- President: Mountaga Tall
- Founded: 1990
- National Assembly: 4 / 160

= National Congress for Democratic Initiative =

Political party in Mali

The National Congress for Democratic Initiative (Congrès national d'initiative démocratique, CNID; Faso yiriwa ton) is a political party in Mali, founded in 1990 and led by Mountaga Tall.

In the first presidential election following the transition to democracy, held in 1992, Mountaga Tali received 11.41% of votes and placed third.

In 1995, a group of militants led by Tiébilé Dramé left the CNID to start the Party for National Renewal (Parti pour la renaissance nationale, PARENA).

The CNID, along with other opposition parties, boycotted the presidential election held on May 11, 1997. It also participated in a boycott of the July 1997 parliamentary election.

In 2002, Mountaga Tall received 3.77% in the first round of the presidential election. In the parliamentary election, held on 14 July 2002, the party won 13 out of 147 seats in the National Assembly as a part of the Hope 2002 coalition.

The CNID backed incumbent President Amadou Toumani Touré in the April 2007 presidential election. In the July 2007 parliamentary election, the CNID, part of the Alliance for Democracy and Progress (ADP), won seven out of 147 seats.

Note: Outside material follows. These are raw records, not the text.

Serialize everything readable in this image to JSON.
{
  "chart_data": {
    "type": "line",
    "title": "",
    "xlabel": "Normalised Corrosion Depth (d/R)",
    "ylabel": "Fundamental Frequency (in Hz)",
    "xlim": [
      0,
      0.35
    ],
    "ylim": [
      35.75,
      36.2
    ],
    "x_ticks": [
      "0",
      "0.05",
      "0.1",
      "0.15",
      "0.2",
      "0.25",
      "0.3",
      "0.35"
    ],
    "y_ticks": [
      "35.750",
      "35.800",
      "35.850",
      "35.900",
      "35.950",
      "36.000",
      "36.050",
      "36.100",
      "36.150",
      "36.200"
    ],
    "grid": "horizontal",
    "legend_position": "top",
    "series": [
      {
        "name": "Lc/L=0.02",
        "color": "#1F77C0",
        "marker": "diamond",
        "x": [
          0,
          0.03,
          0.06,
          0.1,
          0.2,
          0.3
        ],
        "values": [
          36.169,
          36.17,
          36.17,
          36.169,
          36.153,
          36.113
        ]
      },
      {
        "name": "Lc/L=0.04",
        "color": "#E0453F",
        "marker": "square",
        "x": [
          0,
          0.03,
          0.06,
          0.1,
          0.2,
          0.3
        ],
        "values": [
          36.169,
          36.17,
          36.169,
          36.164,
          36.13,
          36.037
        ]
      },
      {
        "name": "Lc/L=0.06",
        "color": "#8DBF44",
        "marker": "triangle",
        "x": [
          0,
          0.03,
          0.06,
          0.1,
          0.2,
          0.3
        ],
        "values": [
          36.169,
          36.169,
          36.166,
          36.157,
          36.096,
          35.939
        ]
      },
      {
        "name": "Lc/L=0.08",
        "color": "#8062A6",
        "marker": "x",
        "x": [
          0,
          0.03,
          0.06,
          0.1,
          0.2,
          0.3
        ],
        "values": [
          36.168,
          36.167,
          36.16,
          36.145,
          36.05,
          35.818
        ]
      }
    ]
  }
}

In January 2008, the party was in the midst of a dispute between its two top leaders: Tall, its President, and N'Diaye Bah, its Secretary-General (as well as Minister of Crafts and Tourism in the government). According to Bah, Tall had wanted to run as the party's 2007 presidential candidate, but the others in the party opposed this, believing that it was in the party's interests to back Touré. Tall and Bah were each suspended from the party's steering committee by supporters of their rival, and both of them claimed that the suspension decisions against them were taken by small groups surrounding their rival. Bah criticized Tall for allegedly considering the party to be his "private property".